Targeting Perfection

01.12.2003
Von Tracy Mayor

3. Don't be afraid to tinker. While the philosophy behind Six Sigma is, or should be, sacrosanct--focus on the customer, reduce defects, streamline and improve processes, evaluate continuously--you needn't treat the tactics and tools as if they're set in stone.

Many big companies, including Honeywell and Textron, have their own internal "brands" of Six Sigma that have been tailored to their line of business and oftentimes combined with Lean, another manufacturing technique designed to weed out non-value-adding subprocesses. Other organizations fine-tune the DMAIC model as needed. Chase Financial, for example, added a step called "implement."

At the toolset level, Raytheon's Debrecht says his teams have wide latitude when it comes to suggesting which measures are appropriate for which projects. "We use brainstorming, value mapping, fishbone diagrams and something we call the 'five whys' to help us get to the root cause of an issue," he says. Textron's Bohlen gives that approach a thumbs-up. "Six Sigma is a system of tools," he says. "There's no prescribed set. You have to determine what you want to bring to your workforce before you choose your tools."
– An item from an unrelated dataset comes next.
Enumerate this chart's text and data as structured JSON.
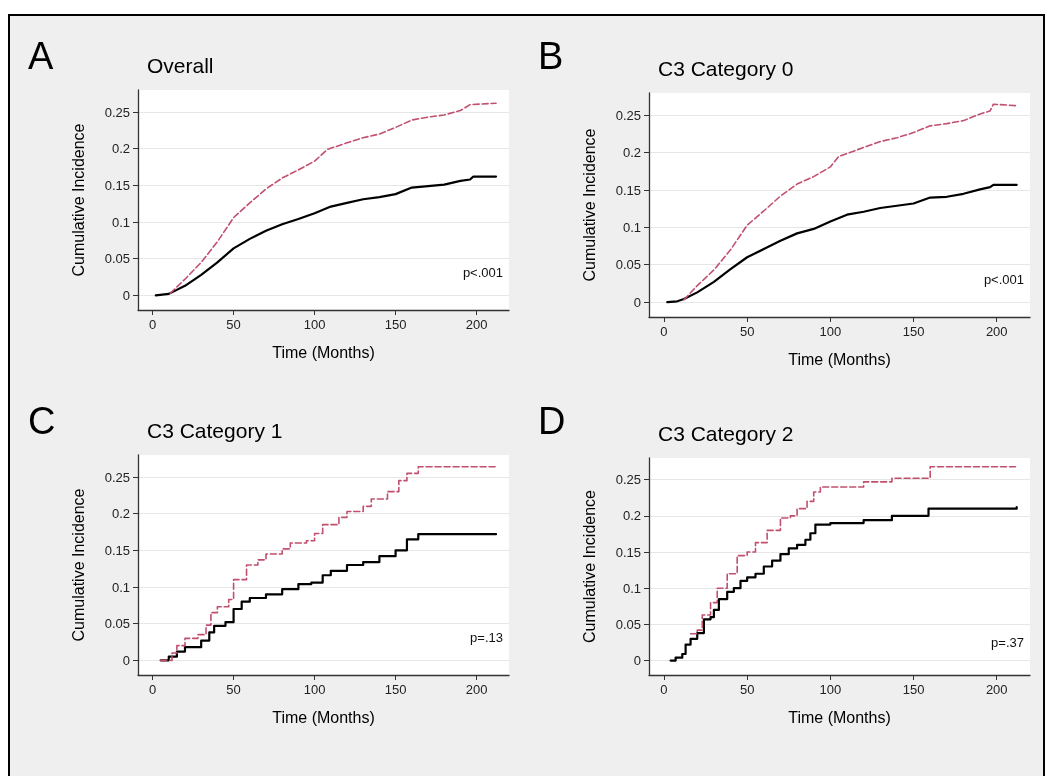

One word of warning: A cautious CIO might be tempted to try a little bit of Six Sigma here and there to see if it works. That's a mistake, says Costa. "We tried too hard to go part-time on some of this stuff, so projects were taking too long. Now we try to focus black belts full-time on a project, and in most cases we're seeing between $1 million and $3 million in benefits," he says.
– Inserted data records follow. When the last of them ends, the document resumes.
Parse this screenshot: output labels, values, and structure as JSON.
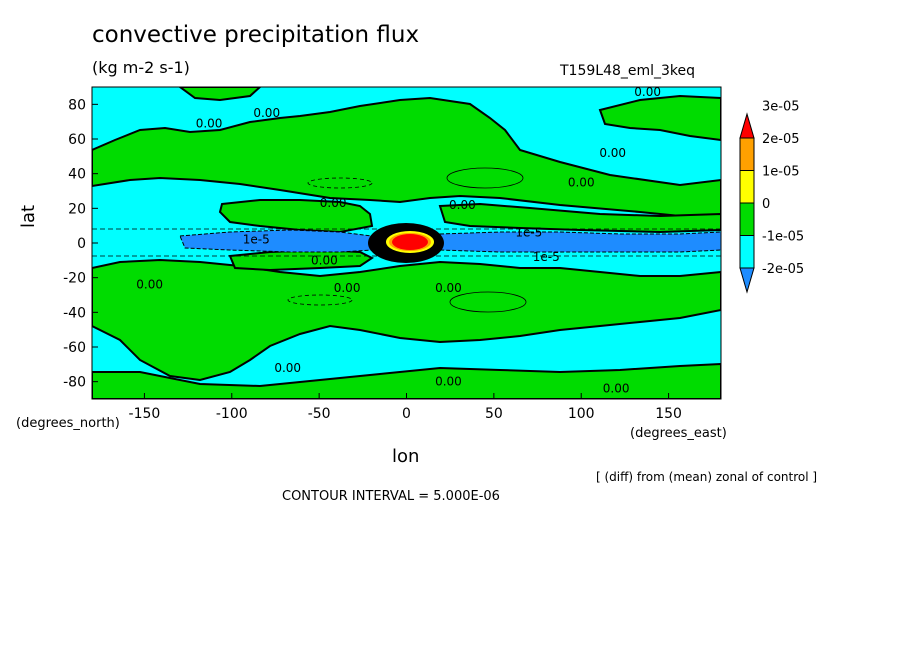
{
  "chart_data": {
    "type": "heatmap",
    "title": "convective precipitation flux",
    "units": "(kg m-2 s-1)",
    "run_name": "T159L48_eml_3keq",
    "xlabel": "lon",
    "ylabel": "lat",
    "x_unit": "(degrees_east)",
    "y_unit": "(degrees_north)",
    "xlim": [
      -180,
      180
    ],
    "ylim": [
      -90,
      90
    ],
    "x_ticks": [
      -150,
      -100,
      -50,
      0,
      50,
      100,
      150
    ],
    "x_tick_labels": [
      "-150",
      "-100",
      "-50",
      "0",
      "50",
      "100",
      "150"
    ],
    "y_ticks": [
      -80,
      -60,
      -40,
      -20,
      0,
      20,
      40,
      60,
      80
    ],
    "y_tick_labels": [
      "-80",
      "-60",
      "-40",
      "-20",
      "0",
      "20",
      "40",
      "60",
      "80"
    ],
    "diff_note": "[ (diff) from (mean) zonal of control ]",
    "contour_interval_text": "CONTOUR INTERVAL = 5.000E-06",
    "colorbar": {
      "levels": [
        -2e-05,
        -1e-05,
        0,
        1e-05,
        2e-05,
        3e-05
      ],
      "labels": [
        "-2e-05",
        "-1e-05",
        "0",
        "1e-05",
        "2e-05",
        "3e-05"
      ],
      "colors": [
        "#1e8cff",
        "#00ffff",
        "#00dc00",
        "#ffff00",
        "#ffa000",
        "#ff0000"
      ]
    },
    "contour_labels": [
      {
        "text": "0.00",
        "lon": -113,
        "lat": 69
      },
      {
        "text": "0.00",
        "lon": -80,
        "lat": 75
      },
      {
        "text": "0.00",
        "lon": 118,
        "lat": 52
      },
      {
        "text": "0.00",
        "lon": 100,
        "lat": 35
      },
      {
        "text": "0.00",
        "lon": -42,
        "lat": 23
      },
      {
        "text": "0.00",
        "lon": 32,
        "lat": 22
      },
      {
        "text": "0.00",
        "lon": 138,
        "lat": 87
      },
      {
        "text": "1e-5",
        "lon": -86,
        "lat": 2
      },
      {
        "text": "1e-5",
        "lon": 70,
        "lat": 6
      },
      {
        "text": "1e-5",
        "lon": 80,
        "lat": -8
      },
      {
        "text": "0.00",
        "lon": -47,
        "lat": -10
      },
      {
        "text": "0.00",
        "lon": -147,
        "lat": -24
      },
      {
        "text": "0.00",
        "lon": -34,
        "lat": -26
      },
      {
        "text": "0.00",
        "lon": 24,
        "lat": -26
      },
      {
        "text": "0.00",
        "lon": -68,
        "lat": -72
      },
      {
        "text": "0.00",
        "lon": 24,
        "lat": -80
      },
      {
        "text": "0.00",
        "lon": 120,
        "lat": -84
      }
    ],
    "regions": [
      {
        "name": "north-green-band",
        "level": 0,
        "lon_min": -180,
        "lon_max": 180,
        "lat_min": 15,
        "lat_max": 55
      },
      {
        "name": "south-green-band",
        "level": 0,
        "lon_min": -180,
        "lon_max": 180,
        "lat_min": -55,
        "lat_max": -12
      },
      {
        "name": "equatorial-negative-band",
        "level": -1e-05,
        "lon_min": -180,
        "lon_max": 180,
        "lat_min": -6,
        "lat_max": 6
      },
      {
        "name": "equatorial-peak",
        "level": 3e-05,
        "lon_center": 0,
        "lat_center": 0
      }
    ]
  }
}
4. Don't get bogged down in numbers. Like any other measurement-based system, Six Sigma can be driven into the ground by too many numbers. "All that statistical analysis that the black belts use, all those data points don't add up unless you understand what you're measuring," says Gartner's Light. The "define" phase in DMAIC is, in his opinion, probably the most important part of the discipline, and it's the one that involves the fewest metrics. "Chartering the team and specifying who the customers are and defining what a good experience is and what's a defect, that's where the value is," he says.